Wenn ich mich nicht irre, haben z. B. Johannes Rau und Gustav Heinemann geraucht. Soll man sich das auch zum Vorbild nehmen?
Heinrich Lübke hat bekanntlich in manchen seiner Äußerungen unglückliche Formulierungen gewählt. Wie ist es damit?
Karl Carstens ist als wandernder Bundespräsident in Erinnerung geblieben. Müßten sich da nicht jetzt 80 Millionen Einwohner auf den Weg quer durch Deutschland machen?
Und Theodor Heuss hat die schwäbische Aussprache auch als Präsident beibehalten. Hätten die damaligen Zeitgenossen - also etwa unsere Elterngeneration - das in ganz Deutschland zusätzlich lernen sollen?
Ich habe das Gefühl, dass die weit verbreitete Suche nach Vorbildern teils darauf beruht, dass die Menschen heute nicht nur „fremdschämen“ lassen, sondern gerne auch „fremddenken“ von Anderen, denen sie sich dann gedanklich anschließen.

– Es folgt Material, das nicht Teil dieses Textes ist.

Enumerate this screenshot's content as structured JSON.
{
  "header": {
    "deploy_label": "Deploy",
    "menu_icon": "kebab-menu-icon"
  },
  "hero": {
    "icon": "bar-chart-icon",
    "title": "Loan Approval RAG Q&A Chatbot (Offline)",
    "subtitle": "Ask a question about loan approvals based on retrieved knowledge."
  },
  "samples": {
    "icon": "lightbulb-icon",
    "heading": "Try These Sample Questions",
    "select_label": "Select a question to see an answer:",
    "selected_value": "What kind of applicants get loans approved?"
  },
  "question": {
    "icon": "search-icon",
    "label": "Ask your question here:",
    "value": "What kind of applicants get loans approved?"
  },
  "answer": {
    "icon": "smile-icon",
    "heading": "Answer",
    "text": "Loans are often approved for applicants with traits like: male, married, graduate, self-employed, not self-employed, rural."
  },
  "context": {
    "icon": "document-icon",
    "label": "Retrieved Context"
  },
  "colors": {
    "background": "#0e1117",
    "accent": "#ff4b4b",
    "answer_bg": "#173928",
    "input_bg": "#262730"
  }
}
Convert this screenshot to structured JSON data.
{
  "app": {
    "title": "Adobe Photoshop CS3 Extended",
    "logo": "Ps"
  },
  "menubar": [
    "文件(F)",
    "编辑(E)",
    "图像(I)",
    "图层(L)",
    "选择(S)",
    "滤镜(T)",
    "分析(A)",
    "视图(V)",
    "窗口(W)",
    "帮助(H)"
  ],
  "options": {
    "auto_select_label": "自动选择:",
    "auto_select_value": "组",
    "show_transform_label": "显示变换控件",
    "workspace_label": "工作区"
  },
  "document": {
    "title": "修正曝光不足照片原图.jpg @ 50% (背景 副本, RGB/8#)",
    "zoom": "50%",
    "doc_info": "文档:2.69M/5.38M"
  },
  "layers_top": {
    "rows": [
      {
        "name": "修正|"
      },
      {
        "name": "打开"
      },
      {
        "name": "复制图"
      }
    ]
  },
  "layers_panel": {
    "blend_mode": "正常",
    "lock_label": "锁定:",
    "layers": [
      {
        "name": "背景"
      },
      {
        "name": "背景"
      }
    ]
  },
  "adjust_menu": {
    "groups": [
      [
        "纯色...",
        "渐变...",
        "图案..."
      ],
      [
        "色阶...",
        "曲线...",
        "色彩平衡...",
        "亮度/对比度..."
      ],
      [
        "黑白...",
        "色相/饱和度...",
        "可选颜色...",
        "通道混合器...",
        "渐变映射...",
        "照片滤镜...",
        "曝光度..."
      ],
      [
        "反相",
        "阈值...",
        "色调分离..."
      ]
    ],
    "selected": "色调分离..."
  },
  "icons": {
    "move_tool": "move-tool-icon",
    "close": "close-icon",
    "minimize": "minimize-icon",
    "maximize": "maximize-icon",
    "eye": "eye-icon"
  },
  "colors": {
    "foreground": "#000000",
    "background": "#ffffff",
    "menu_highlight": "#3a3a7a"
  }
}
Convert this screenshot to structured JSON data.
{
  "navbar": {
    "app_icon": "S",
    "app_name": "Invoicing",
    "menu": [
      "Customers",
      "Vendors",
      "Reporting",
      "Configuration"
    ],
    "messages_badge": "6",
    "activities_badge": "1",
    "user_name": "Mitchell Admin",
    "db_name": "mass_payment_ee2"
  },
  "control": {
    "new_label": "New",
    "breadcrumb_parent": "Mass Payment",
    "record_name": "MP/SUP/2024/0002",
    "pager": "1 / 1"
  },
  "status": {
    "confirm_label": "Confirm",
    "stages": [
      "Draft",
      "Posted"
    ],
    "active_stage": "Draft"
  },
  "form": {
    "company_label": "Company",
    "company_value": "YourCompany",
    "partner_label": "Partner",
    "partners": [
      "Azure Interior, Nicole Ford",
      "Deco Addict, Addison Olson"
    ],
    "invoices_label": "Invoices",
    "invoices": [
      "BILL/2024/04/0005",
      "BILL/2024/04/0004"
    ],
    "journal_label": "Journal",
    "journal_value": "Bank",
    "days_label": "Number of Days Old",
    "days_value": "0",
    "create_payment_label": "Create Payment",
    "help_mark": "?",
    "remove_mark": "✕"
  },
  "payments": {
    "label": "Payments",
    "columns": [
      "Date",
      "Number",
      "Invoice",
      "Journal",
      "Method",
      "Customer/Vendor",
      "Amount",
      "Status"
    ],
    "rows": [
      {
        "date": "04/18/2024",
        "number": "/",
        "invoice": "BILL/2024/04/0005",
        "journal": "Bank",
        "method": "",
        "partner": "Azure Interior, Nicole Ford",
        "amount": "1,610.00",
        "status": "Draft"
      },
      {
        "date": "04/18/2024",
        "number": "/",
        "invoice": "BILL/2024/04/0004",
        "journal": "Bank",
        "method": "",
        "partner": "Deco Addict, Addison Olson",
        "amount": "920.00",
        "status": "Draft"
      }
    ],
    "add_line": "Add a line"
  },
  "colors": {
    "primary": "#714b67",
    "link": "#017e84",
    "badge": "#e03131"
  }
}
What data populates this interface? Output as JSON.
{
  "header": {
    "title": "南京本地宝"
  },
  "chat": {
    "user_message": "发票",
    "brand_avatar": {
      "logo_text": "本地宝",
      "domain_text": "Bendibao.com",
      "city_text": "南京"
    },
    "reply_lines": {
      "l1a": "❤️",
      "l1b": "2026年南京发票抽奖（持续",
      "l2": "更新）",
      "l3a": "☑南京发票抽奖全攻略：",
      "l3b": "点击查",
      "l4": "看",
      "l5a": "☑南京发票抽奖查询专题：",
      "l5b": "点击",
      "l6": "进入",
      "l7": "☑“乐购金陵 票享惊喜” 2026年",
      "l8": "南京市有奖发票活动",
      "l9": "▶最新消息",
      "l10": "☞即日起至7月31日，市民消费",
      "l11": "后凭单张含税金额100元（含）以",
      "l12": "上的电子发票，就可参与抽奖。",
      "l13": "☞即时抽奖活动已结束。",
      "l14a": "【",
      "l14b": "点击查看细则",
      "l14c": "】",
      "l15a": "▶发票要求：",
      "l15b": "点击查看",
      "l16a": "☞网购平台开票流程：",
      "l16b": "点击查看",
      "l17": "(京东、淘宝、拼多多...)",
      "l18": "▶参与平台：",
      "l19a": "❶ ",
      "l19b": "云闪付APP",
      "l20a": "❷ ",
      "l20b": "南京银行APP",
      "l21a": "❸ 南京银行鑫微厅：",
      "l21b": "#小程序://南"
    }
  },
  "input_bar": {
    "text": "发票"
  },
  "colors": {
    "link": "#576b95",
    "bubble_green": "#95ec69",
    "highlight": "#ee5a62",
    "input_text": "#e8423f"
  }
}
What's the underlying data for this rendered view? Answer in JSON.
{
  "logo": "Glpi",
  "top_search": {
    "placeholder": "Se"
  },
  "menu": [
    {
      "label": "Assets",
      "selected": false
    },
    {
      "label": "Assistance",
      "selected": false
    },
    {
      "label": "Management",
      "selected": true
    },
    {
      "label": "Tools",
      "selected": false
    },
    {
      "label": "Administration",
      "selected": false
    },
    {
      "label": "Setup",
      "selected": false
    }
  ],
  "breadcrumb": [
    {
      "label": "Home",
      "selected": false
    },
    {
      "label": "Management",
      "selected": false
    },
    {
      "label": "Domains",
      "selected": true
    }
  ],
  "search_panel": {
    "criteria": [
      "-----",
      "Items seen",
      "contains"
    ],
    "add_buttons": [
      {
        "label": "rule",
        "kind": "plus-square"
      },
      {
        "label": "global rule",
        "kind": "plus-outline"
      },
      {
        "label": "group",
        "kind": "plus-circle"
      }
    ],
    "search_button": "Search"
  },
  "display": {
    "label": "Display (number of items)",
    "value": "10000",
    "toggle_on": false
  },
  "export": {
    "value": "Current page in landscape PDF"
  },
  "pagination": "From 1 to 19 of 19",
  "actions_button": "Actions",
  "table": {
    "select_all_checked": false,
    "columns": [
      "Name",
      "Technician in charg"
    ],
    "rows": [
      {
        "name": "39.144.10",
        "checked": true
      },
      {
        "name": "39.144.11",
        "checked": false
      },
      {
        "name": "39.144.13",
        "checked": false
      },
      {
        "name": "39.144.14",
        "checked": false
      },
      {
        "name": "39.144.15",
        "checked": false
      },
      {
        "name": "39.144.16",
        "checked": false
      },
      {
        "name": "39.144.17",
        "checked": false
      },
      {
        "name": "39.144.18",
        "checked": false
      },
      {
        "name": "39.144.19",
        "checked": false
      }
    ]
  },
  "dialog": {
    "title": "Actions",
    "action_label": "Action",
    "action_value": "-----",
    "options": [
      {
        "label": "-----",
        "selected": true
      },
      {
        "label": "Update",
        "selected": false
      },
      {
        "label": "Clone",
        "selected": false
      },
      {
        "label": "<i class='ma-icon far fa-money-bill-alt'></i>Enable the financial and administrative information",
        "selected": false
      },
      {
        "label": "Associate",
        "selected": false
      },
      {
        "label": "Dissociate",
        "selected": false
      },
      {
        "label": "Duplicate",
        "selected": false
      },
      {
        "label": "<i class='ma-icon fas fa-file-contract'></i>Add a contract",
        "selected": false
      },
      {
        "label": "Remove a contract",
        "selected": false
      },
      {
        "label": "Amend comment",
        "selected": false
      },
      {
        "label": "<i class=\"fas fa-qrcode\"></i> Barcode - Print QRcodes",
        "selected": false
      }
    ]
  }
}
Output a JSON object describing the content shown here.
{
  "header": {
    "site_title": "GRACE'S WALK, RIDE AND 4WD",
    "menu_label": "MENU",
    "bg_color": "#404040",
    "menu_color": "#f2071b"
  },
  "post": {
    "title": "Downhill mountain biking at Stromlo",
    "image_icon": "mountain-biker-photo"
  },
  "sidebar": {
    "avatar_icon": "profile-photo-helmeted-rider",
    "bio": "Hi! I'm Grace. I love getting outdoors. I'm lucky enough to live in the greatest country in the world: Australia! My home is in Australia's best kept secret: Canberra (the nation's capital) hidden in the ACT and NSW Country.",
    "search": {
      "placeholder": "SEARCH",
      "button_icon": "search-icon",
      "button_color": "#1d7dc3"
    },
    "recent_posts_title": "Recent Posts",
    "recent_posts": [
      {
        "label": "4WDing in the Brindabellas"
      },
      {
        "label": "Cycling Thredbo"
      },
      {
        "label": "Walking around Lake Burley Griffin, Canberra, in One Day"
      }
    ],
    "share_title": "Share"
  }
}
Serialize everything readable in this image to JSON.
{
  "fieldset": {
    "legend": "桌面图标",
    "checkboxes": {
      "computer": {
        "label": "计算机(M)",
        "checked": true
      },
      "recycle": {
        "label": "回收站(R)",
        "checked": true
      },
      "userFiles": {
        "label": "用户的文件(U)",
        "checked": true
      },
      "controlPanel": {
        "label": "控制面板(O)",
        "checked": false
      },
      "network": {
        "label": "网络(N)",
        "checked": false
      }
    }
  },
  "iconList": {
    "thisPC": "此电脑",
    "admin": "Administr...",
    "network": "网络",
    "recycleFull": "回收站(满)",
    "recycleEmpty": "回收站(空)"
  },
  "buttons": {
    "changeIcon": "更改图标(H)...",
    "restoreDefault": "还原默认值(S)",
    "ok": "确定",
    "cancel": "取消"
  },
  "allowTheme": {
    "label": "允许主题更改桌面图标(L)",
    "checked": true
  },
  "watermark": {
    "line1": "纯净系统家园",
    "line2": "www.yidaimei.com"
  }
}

Deshalb brauchen wir auch so viele Kommissionen, Experten und Berater für alles Mögliche.
23:09
Gabriels Rede unterstreicht das Machtgeklüngel und die Sicherung von Versorgungsbezügen in der Politik. Welche "Leichen" Gabriel und Wulff gemeinsam im Keller liegen haben werden wir wohl nie erfahren oder???.
Falsche Angaben beim Bezug von ALG II führen meist zum Entzug der finanziellen Leistungen und da vor dem Gesetz angeblich alle gleich sein sollen, sollte dies auch für Wulff und andere - nicht gradlinige (?) - PolitikerInnen auch gelten. Tut es aber nicht in dieser Republik nicht.
Erfolg hat wer Lügt und betrügt - der Redliche zahlt und zahlt!!! In diesem Fall zahlen die Deutschen Steuerzahler für Politiker.
Die "Staatskrise" ist längst da, verursacht von unredlichen PolitikerInnen, die sich gewissenlos an dem von den Deutschen Steuerzahlern aufgebrachten Mitteln bedienen. Man wartet immer noch darauf, dass mal die "Diäten" oder anderen Bezüge der PolitikerInnen nicht nur gekürzt werden, sondern auch gestrichen!!!